When you reflect on freedom, what comes to your mind? What helps you keep your vision alive?
During a heated exchange in Lorraine Hansberry’s A Raisin in the Sun, Lena Younger says to her son Walter Lee, “Once upon a time freedom used to be life—now it’s money.” He responds, “It was always money. We just didn’t know it.”
There’s a world of truth and hurt expressed in what each says to the other. I must admit there are times when I lose my way and side with Walter’s cynicism. I make myself find things to think on that are “true and honest and just and lovely and of good report and virtuous and praiseworthy” (Philippians 4:8) so I can stand shoulder to shoulder with Lena’s idealism. One of the things I think on is FDR’s “Four Freedoms” and Norman Rockwell’s depiction of them. (https://rockwellfourfreedoms.org/).
In a 1941 speech Roosevelt gave to Congress as part of the rationale for taking on the fascism then engulfing the world, he urged his listeners to help secure a world founded on four essential human freedoms: Freedom from Want, Freedom from Fear, Freedom of Worship and Freedom of Speech. In 1942, Norman Rockwell was inspired to paint them. In 1943 they were shared in the Saturday Evening Post. The paintings then went on a sixteen-city tour. I get teary as I study Rockwell’s portraits of people with their heads reverently bowed in Freedom of Worship and of the young man standing to speak his mind in Freedom of Speech. My heart yearns for a world where everyone is able to tuck their children into bed or partake of a Thanksgiving meal in safety like those painted in Freedom from Fear and Freedom from Want. I hope I share my longing for and my beliefs in the four freedoms through my art as Rockwell did.
While I lived in NYC, whenever I was tempted to let Walter Lee win, I could go to Four Freedoms Park on Roosevelt Island (https://www.fdrfourfreedomspark.org/#). There on the tip of the island I sat with the United Nations in view on the Manhattan side of the river, gazed out onto the water and reflected on FDR’s words until I could say “Amen” to the truth in Lena Younger’s declaration, the truth that freedom is life. On your next trip to NYC, take the subway or the Roosevelt Tram to Roosevelt Island and experience Four Freedoms Park yourself.
Eleanor Roosevelt referenced the four freedoms as she helped craft the UN’s Universal Declaration of Human Rights. I’m in the process of writing a set of romance novellas using each of the four freedoms as a theme. For me, justice tempered by love is the driving force in creating a world founded on the four freedoms. I, like FDR, believe that having a world based on them “…is no vision of a distant millennium. It is a definite basis for a kind of world attainable in our own time and generation.”
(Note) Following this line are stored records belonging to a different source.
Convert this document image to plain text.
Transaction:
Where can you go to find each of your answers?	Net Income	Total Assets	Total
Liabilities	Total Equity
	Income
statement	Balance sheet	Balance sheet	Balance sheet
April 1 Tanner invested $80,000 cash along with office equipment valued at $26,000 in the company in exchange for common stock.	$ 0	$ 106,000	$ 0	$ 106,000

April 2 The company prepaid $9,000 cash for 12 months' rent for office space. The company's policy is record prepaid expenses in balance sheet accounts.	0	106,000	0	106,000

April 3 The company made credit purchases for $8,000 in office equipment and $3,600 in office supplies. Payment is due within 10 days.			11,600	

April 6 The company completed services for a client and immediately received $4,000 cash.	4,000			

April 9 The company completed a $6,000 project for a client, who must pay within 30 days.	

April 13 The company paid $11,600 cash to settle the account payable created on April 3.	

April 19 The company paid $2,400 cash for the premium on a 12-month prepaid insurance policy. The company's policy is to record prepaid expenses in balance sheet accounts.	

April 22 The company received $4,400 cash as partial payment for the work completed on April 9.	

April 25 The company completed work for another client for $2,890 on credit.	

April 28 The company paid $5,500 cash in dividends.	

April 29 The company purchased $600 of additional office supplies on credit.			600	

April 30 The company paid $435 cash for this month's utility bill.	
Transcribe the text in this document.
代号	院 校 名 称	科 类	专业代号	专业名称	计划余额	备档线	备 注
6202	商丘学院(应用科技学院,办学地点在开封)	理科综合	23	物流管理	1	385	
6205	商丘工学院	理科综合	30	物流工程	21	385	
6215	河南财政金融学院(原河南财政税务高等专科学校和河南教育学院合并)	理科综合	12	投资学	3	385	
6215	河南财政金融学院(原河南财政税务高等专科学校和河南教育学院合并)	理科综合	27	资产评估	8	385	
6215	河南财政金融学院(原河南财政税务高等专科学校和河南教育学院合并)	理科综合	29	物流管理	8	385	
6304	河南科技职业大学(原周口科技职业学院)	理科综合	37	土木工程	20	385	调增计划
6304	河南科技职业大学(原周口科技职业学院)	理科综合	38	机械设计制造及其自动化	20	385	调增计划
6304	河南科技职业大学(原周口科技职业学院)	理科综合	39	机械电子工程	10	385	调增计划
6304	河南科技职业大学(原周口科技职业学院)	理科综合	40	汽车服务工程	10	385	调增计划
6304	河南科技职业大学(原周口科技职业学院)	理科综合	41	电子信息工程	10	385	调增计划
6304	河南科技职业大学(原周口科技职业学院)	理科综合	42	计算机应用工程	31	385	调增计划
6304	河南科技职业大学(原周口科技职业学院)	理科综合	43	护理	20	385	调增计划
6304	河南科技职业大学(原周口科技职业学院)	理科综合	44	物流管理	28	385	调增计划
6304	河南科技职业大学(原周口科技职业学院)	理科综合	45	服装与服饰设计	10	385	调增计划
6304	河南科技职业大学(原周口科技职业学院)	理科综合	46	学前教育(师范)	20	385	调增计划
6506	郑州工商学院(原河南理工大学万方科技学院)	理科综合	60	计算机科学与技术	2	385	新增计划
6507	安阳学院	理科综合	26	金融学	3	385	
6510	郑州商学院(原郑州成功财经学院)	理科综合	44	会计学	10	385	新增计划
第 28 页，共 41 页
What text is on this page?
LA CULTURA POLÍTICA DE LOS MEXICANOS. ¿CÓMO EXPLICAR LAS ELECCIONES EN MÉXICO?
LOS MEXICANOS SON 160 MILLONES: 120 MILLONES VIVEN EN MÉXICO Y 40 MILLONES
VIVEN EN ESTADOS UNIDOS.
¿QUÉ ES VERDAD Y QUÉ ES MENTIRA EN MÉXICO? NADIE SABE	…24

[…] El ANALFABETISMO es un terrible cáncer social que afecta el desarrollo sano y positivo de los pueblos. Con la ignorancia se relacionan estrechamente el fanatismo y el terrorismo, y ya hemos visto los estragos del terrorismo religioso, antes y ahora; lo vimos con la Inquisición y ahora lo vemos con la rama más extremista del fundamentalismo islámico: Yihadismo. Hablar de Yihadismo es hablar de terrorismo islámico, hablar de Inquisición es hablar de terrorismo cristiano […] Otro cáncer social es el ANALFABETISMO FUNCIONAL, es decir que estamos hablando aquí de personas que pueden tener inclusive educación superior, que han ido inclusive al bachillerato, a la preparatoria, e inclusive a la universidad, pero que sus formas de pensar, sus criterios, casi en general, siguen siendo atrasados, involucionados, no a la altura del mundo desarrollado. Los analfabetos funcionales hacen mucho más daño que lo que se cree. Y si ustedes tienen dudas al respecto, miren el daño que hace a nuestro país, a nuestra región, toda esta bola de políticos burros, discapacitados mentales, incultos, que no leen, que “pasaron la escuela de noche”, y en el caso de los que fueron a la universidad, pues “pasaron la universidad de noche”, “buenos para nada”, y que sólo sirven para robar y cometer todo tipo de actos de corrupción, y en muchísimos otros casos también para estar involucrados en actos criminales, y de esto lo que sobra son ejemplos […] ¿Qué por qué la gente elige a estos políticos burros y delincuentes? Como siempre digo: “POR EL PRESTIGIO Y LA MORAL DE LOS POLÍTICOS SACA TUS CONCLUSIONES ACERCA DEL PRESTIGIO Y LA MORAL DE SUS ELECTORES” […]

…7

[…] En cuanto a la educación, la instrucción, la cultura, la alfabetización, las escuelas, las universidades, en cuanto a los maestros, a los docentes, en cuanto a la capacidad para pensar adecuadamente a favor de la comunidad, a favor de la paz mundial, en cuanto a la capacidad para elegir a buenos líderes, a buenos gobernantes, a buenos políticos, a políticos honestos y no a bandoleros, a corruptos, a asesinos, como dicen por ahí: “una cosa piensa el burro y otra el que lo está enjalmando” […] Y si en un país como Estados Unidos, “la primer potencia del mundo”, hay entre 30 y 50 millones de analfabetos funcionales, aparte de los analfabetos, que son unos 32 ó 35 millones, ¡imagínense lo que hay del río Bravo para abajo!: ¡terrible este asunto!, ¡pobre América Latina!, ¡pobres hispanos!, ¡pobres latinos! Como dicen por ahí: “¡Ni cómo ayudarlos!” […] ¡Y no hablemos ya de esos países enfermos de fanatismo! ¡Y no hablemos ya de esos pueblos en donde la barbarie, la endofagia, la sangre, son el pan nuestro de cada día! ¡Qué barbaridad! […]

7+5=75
I hope the romances I write will inspire readers to believe so too.
One Breath Away
Sentenced to hang for a crime she didn’t commit, former slave Mary Hamilton was exonerated at literally the last gasp. She returns to Safe Haven, broken and resigned to live alone. She’s never been courted, cuddled or spooned, and now no man could want her, not when sexual satisfaction comes only with the thought of asphyxiation. But then the handsome stranger who saved her shows up, stealing her breath from across the room and promising so much more.
Wealthy, freeborn-Black, Eban Thurman followed Mary to Safe Haven, believing the mysteriously exotic woman is his mate foretold by the stars. He must marry her to reclaim his family farm. But first he must help her heal, and to do that means revealing his own predilection for edgier sex.
Hope ignites along with lust until the past threatens to keep them one breath away from love…
Excerpt
Sheriff Ambrose and his posse arrived in a thunder of hooves. Although he assured Mary he and his men were there to insure justice be done, she still worried.
Twilight filtered through the windows as she sat at her kitchen table, wringing her hands. Only the fact that she had saved Eban’s life brought her peace. He sat beside her. His warm, comforting hands clasped hers. Her lips wobbled in an attempt to smile.
“You don’t have to pretend with me.” He patted her hands. “Tell me what you’re thinking.”
“What if Denton dies?”
“There’ll be a new face in hell for breakfast.”
She inhaled deeply to keep the tears back. “No Black who kills a White will be allowed to live. When they hang me this time, they’ll make sure I’m dead.”
Eban took her by the chin, made her face him. “You and I will head for the safety of the border and ports beyond before that happens.”
She closed her eyes. “I don’t want to make you a fugitive because of what I’ve done.”
“If I had killed him, wouldn’t you flee with me?” He pulled her into his arms. “The real shame is this oppressive society makes us fugitives for defending ourselves.”
Mary burrowed against his shoulder. “Will we ever be free?”